Watson, who will wear No. 9, was asked what he’ll say when he meets Rodgers.

“I’ll say, ‘I’m ready to work,’ ” Watson replied. I’m ready to learn and I’m ready to get after it. I know he’s going to be tough on me and that’s exactly what I want. I want someone who’s going to continue to push me to be the best possible player that I can be, and I know that with him being one of the greatest that he’s going to get everything out of me, so shoot, I’m going to tell him I’m ready to work and shoot, I’m ready to go.”

The Packers selected Nevada receiver Romeo Doubs with the 132nd pick.

Doubs (6-2, 201) didn’t run at his pro day because of a knee injury, but he plays fast and is projected to run the 40 in 4.55 seconds. He produced back-to-back 1,000-yard seasons at Nevada, where his toughness and pass-catching stood out.

Doubs is more a straight-line speedster in the mold of Marques Valdez-Scantling and should make the team as the sixth receiver. He also is a proven and willing returner and gunner on special teams.

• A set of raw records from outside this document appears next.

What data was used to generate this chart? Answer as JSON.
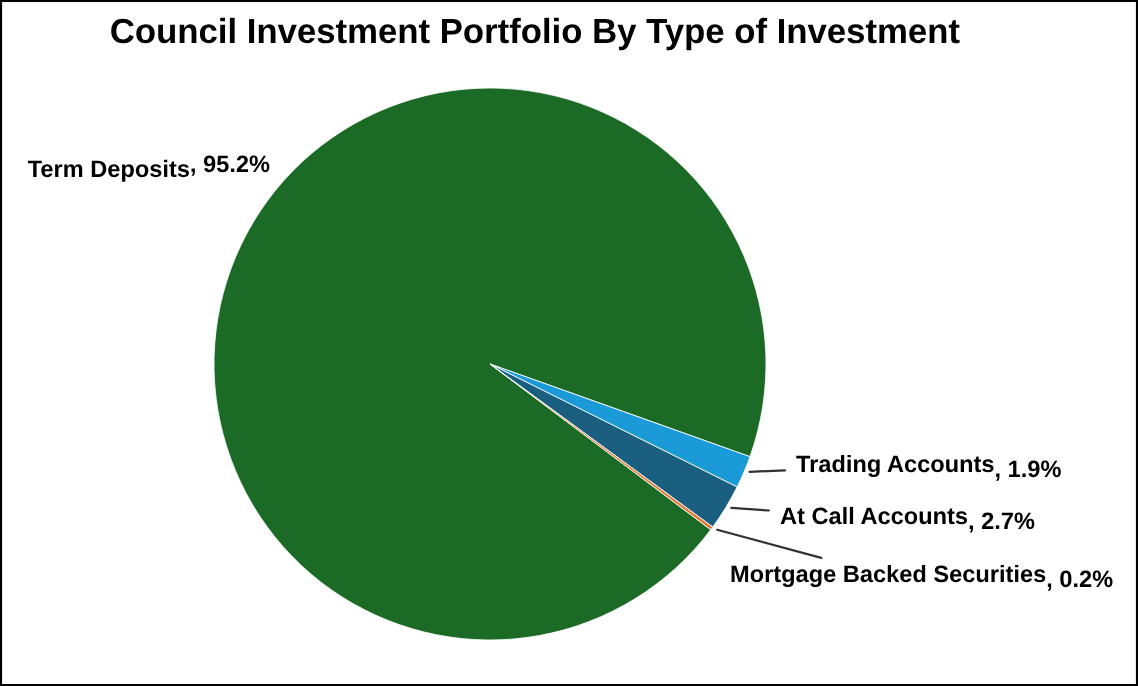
{
  "chart_data": {
    "type": "pie",
    "title": "Council Investment Portfolio By Type of Investment",
    "categories": [
      "Term Deposits",
      "Trading Accounts",
      "At Call Accounts",
      "Mortgage Backed Securities"
    ],
    "values": [
      95.2,
      1.9,
      2.7,
      0.2
    ],
    "colors": [
      "#1b6b26",
      "#1a9ad6",
      "#1a5f80",
      "#e07b39"
    ],
    "value_labels": [
      ", 95.2%",
      ", 1.9%",
      ", 2.7%",
      ", 0.2%"
    ]
  }
}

Nebraska’s Samori Toure was taken with the 258th pick in the seventh round.

Toure (6-1, 191) ran a 4.44 40-yard dash and posted a 34 ½ inch vertical leap. He averaged 19.7 yards per catch which was tops in the Big Ten last season. His route depth was 18th among the top 100 receivers measured by analytics experts, so he’s clearly a field stretcher as well as an accomplished return specialist.

Elsewhere in the draft, the Packers selected three offensive linemen: UCLA’s Sean Rhyan, Wake Forest’s Zach Tom and Penn State’s Rasheed Wallace.

They also took edge rusher Kingsley Enagbare, South Carolina, hybrid safety Tariq Carpenter of Georgia Tech and defensive tackle Jonathan Ford of Miami.

Rhyan (6-5, 321) will wear No. 75.

He started all 12 games at left tackle for UCLA last season and has 31 college starts at that position. Rhyan is a candidate to move to guard with the Packers, who have had great success by drafting college tackles and moving them inside. It could allow Elgton Jenkins to move to right tackle, with Rhyan competing at right guard with Royce Newman, while Jon Runyan remains at left guard.